La qualità delle relazioni in un’organizzazione dipende anche dal modo in cui vengono guidati i gruppi di lavoro.

Una leadership centrata solo su obiettivi e performance rischia di trascurare aspetti fondamentali della vita delle persone. Al contrario, i leader che promuovono ascolto, fiducia e dialogo contribuiscono a creare ambienti più sicuri e collaborativi.

La sicurezza psicologica, cioè la percezione di poter esprimere idee, dubbi o difficoltà senza paura di giudizi o umiliazioni, è oggi considerata uno degli elementi più importanti per il benessere e l’efficacia dei team: i gruppi con maggiore sicurezza psicologica tendono a essere più resilienti, creativi e capaci di apprendere dagli errori.

Anche piccoli comportamenti quotidiani possono fare la differenza:

Le emozioni non restano fuori dal luogo di lavoro. Ignorarle non le elimina: spesso le rende solo più difficili da gestire.

Piccole pratiche quotidiane per rafforzare le connessioni sociali

Favorire connessioni sociali sul lavoro non significa introdurre grandi rivoluzioni organizzative. Spesso sono le pratiche più semplici e costanti a generare cambiamenti significativi.

Alcune organizzazioni, ad esempio, iniziano le riunioni con brevi momenti di check-in, in cui ogni persona può condividere come sta o con quale stato d’animo affronta la giornata. Altre promuovono momenti informali di confronto tra colleghi di reparti diversi, per favorire relazioni meno rigide e più collaborative.

Anche il riconoscimento reciproco ha un ruolo importante. Sentirsi valorizzati non solo per i risultati raggiunti, ma anche per il supporto offerto agli altri, rafforza il senso di appartenenza e fiducia.

Possono essere utili pratiche di mindfulness o brevi pause consapevoli, che aiutano a ridurre reattività e stress, migliorando la qualità delle interazioni. Diverse ricerche mostrano che la mindfulness può contribuire a migliorare regolazione emotiva, attenzione e relazioni interpersonali.

Non esiste una formula unica valida per tutti. Ma costruire una cultura relazionale più attenta richiede intenzionalità, ascolto e continuità.

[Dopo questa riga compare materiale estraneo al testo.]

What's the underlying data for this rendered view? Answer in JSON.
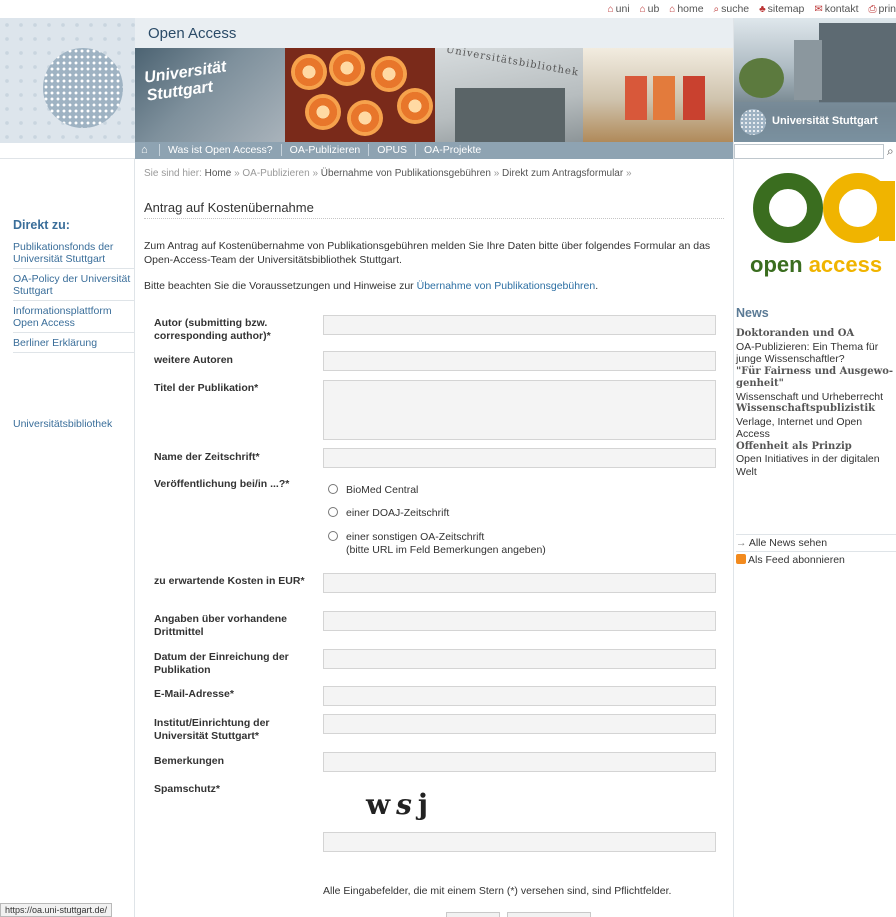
{
  "topbar": {
    "links": [
      {
        "icon": "home-icon",
        "label": "uni"
      },
      {
        "icon": "home-icon",
        "label": "ub"
      },
      {
        "icon": "home-icon",
        "label": "home"
      },
      {
        "icon": "search-icon",
        "label": "suche"
      },
      {
        "icon": "sitemap-icon",
        "label": "sitemap"
      },
      {
        "icon": "mail-icon",
        "label": "kontakt"
      },
      {
        "icon": "print-icon",
        "label": "prin"
      }
    ]
  },
  "header": {
    "title": "Open Access",
    "banner_text": "Universität Stuttgart",
    "banner_sign": "Universitätsbibliothek"
  },
  "nav": {
    "tabs": [
      "Was ist Open Access?",
      "OA-Publizieren",
      "OPUS",
      "OA-Projekte"
    ]
  },
  "breadcrumb": {
    "prefix": "Sie sind hier:",
    "items": [
      "Home",
      "OA-Publizieren",
      "Übernahme von Publikationsgebühren",
      "Direkt zum Antragsformular"
    ],
    "sep": "»"
  },
  "left": {
    "direkt_title": "Direkt zu:",
    "items": [
      "Publikationsfonds der Universität Stuttgart",
      "OA-Policy der Universität Stuttgart",
      "Informationsplattform Open Access",
      "Berliner Erklärung"
    ],
    "ub": "Universitätsbibliothek"
  },
  "main": {
    "title": "Antrag auf Kostenübernahme",
    "intro": "Zum Antrag auf Kostenübernahme von Publikationsgebühren melden Sie Ihre Daten bitte über folgendes Formular an das Open-Access-Team der Universitätsbibliothek Stuttgart.",
    "intro2_prefix": "Bitte beachten Sie die Voraussetzungen und Hinweise zur",
    "intro2_link": "Übernahme von Publikationsgebühren",
    "intro2_suffix": ".",
    "labels": {
      "autor": "Autor (submitting bzw. corresponding author)*",
      "weitere": "weitere Autoren",
      "titel": "Titel der Publikation*",
      "zeitschrift": "Name der Zeitschrift*",
      "veroeff": "Veröffentlichung bei/in ...?*",
      "kosten": "zu erwartende Kosten in EUR*",
      "drittmittel": "Angaben über vorhandene Drittmittel",
      "datum": "Datum der Einreichung der Publikation",
      "email": "E-Mail-Adresse*",
      "institut": "Institut/Einrichtung der Universität Stuttgart*",
      "bemerkungen": "Bemerkungen",
      "spam": "Spamschutz*"
    },
    "radios": [
      {
        "label": "BioMed Central",
        "checked": false
      },
      {
        "label": "einer DOAJ-Zeitschrift",
        "checked": false
      },
      {
        "label": "einer sonstigen OA-Zeitschrift",
        "sub": "(bitte URL im Feld Bemerkungen angeben)",
        "checked": false
      }
    ],
    "captcha": {
      "c1": "w",
      "c2": "s",
      "c3": "j"
    },
    "pflicht": "Alle Eingabefelder, die mit einem Stern (*) versehen sind, sind Pflichtfelder."
  },
  "right": {
    "photo_text": "Universität Stuttgart",
    "oa_open": "open",
    "oa_access": "access",
    "news_title": "News",
    "news": [
      {
        "text": "Doktoranden und OA",
        "bold": true
      },
      {
        "text": "OA-Publizieren: Ein Thema für",
        "bold": false
      },
      {
        "text": "junge Wissenschaftler?",
        "bold": false
      },
      {
        "text": "\"Für Fairness und Ausgewo-",
        "bold": true
      },
      {
        "text": "genheit\"",
        "bold": true
      },
      {
        "text": "Wissenschaft und Urheberrecht",
        "bold": false
      },
      {
        "text": "Wissenschaftspublizistik",
        "bold": true
      },
      {
        "text": "Verlage, Internet und Open",
        "bold": false
      },
      {
        "text": "Access",
        "bold": false
      },
      {
        "text": "Offenheit als Prinzip",
        "bold": true
      },
      {
        "text": "Open Initiatives in der digitalen",
        "bold": false
      },
      {
        "text": "Welt",
        "bold": false
      }
    ],
    "all_news": "Alle News sehen",
    "feed": "Als Feed abonnieren"
  },
  "status": {
    "url": "https://oa.uni-stuttgart.de/"
  },
  "colors": {
    "link": "#3a6e9a",
    "nav": "#8ea3b2",
    "oa_green": "#3a6d1f",
    "oa_yellow": "#f0b400"
  }
}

Educazione emotiva e lavoro: una competenza sempre più necessaria

Per molto tempo il mondo del lavoro ha considerato le emozioni come qualcosa da tenere separato dalla professionalità. Oggi sappiamo che questa divisione è spesso artificiale.

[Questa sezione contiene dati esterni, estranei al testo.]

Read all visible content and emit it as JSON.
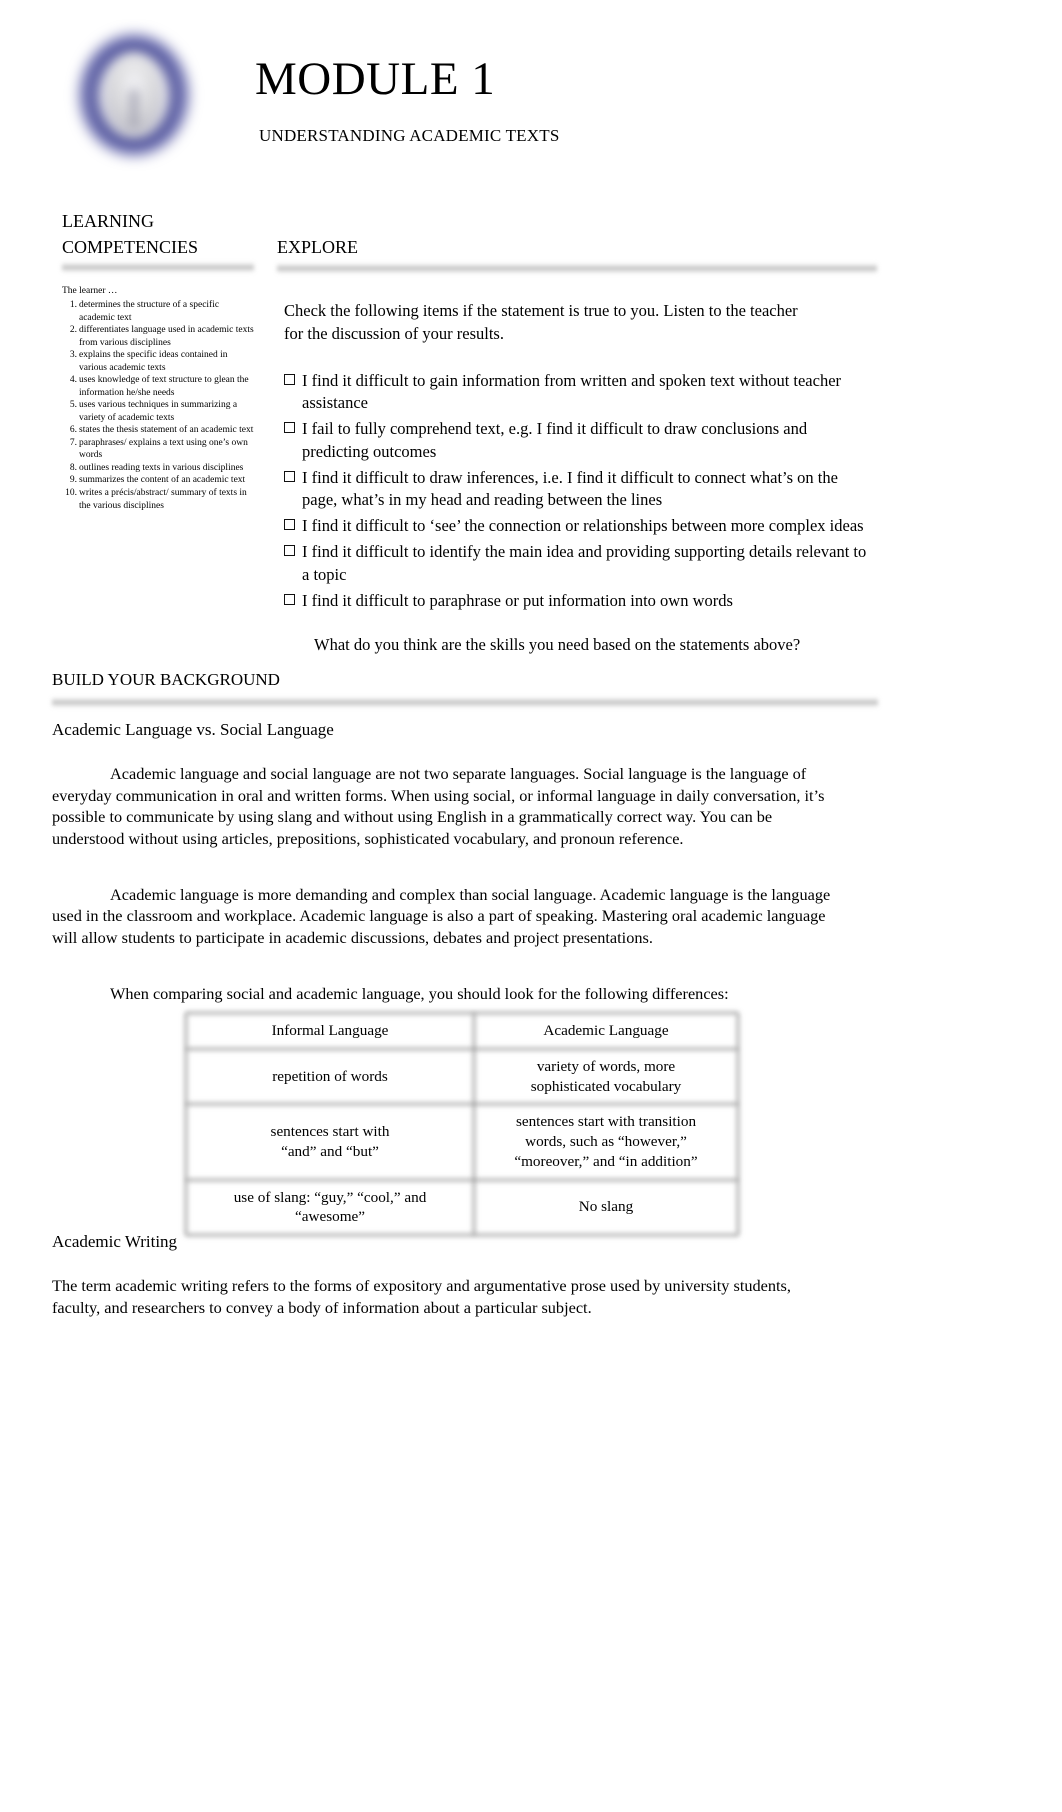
{
  "header": {
    "title": "MODULE 1",
    "subtitle": "UNDERSTANDING ACADEMIC TEXTS",
    "logo_name": "school-seal-logo"
  },
  "competencies": {
    "heading": "LEARNING\nCOMPETENCIES",
    "intro": "The learner …",
    "items": [
      {
        "num": "1.",
        "text": "determines the structure of a specific academic text"
      },
      {
        "num": "2.",
        "text": "differentiates language used in academic texts from various disciplines"
      },
      {
        "num": "3.",
        "text": "explains the specific ideas contained in various academic texts"
      },
      {
        "num": "4.",
        "text": "uses knowledge of text structure to glean the information he/she needs"
      },
      {
        "num": "5.",
        "text": "uses various techniques in summarizing a variety of academic texts"
      },
      {
        "num": "6.",
        "text": "states the thesis statement of an academic text"
      },
      {
        "num": "7.",
        "text": "paraphrases/ explains a text using one’s own words"
      },
      {
        "num": "8.",
        "text": "outlines reading texts in various disciplines"
      },
      {
        "num": "9.",
        "text": "summarizes the content of an academic text"
      },
      {
        "num": "10.",
        "text": "writes a précis/abstract/ summary of texts in the various disciplines"
      }
    ]
  },
  "explore": {
    "heading": "EXPLORE",
    "instructions": "Check the following items if the statement is true to you. Listen to the teacher for the discussion of your results.",
    "checkboxes": [
      "I find it difficult to gain information from written and spoken text without teacher assistance",
      "I fail to fully comprehend text, e.g. I find it difficult to draw conclusions and predicting outcomes",
      "I find it difficult to draw inferences, i.e.    I find it difficult to connect what’s on the page, what’s in my head and reading between the lines",
      "I find it difficult to ‘see’ the connection or relationships between more complex ideas",
      "I find it difficult to identify the main idea and providing supporting details relevant to a topic",
      "I find it difficult to paraphrase or put information into own words"
    ],
    "question": "What do you think are the skills you need based on the statements above?"
  },
  "build_background": {
    "heading": "BUILD YOUR BACKGROUND",
    "subheading": "Academic Language vs. Social Language",
    "paragraph1": "Academic language and social language are not two separate languages. Social language is the language of everyday communication in oral and written forms. When using social, or informal language in daily conversation, it’s possible to communicate by using slang and without using English in a grammatically correct way. You can be understood without using articles, prepositions, sophisticated vocabulary, and pronoun reference.",
    "paragraph2": "Academic language is more demanding and complex than social language. Academic language is the language used in the classroom and workplace. Academic language is also a part of speaking. Mastering oral academic language will allow students to participate in academic discussions, debates and project presentations.",
    "paragraph3": "When comparing social and academic language, you should look for the following differences:"
  },
  "comparison_table": {
    "headers": [
      "Informal Language",
      "Academic Language"
    ],
    "rows": [
      [
        "repetition of words",
        "variety of words, more\nsophisticated vocabulary"
      ],
      [
        "sentences start with\n“and” and “but”",
        "sentences start with transition\nwords, such as “however,”\n“moreover,” and “in addition”"
      ],
      [
        "use of slang: “guy,” “cool,” and\n“awesome”",
        "No slang"
      ]
    ]
  },
  "academic_writing": {
    "subheading": "Academic Writing",
    "paragraph": "The term  academic writing  refers to the forms of    expository  and  argumentative prose    used by university students, faculty, and researchers to convey a body of information about a particular subject."
  }
}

Le emozioni influenzano il modo in cui comunichiamo, prendiamo decisioni, affrontiamo i conflitti e collaboriamo con gli altri. Per questo parlare di educazione emotiva significa anche parlare di prevenzione e salute mentale.

Molte difficoltà relazionali nascono infatti da una scarsa alfabetizzazione emotiva: fatichiamo a riconoscere ciò che proviamo, a comunicarlo in modo efficace o a comprendere le emozioni degli altri.

Allenare competenze come empatia, ascolto, consapevolezza emotiva e gestione dei conflitti può aiutare a creare ambienti di lavoro più sostenibili e umani. Non si tratta di eliminare tensioni o difficoltà, ma di sviluppare strumenti per affrontarle in modo più sano.

Quando si parla di lavoro, spesso l’attenzione si concentra su obiettivi, produttività e risultati. Ma esiste anche un’altra dimensione, meno visibile e altrettanto importante: quella delle relazioni.

Sentirsi parte di una comunità, sapere di poter contare sugli altri e lavorare in un ambiente in cui ci si sente rispettati può fare una grande differenza nella vita quotidiana delle persone.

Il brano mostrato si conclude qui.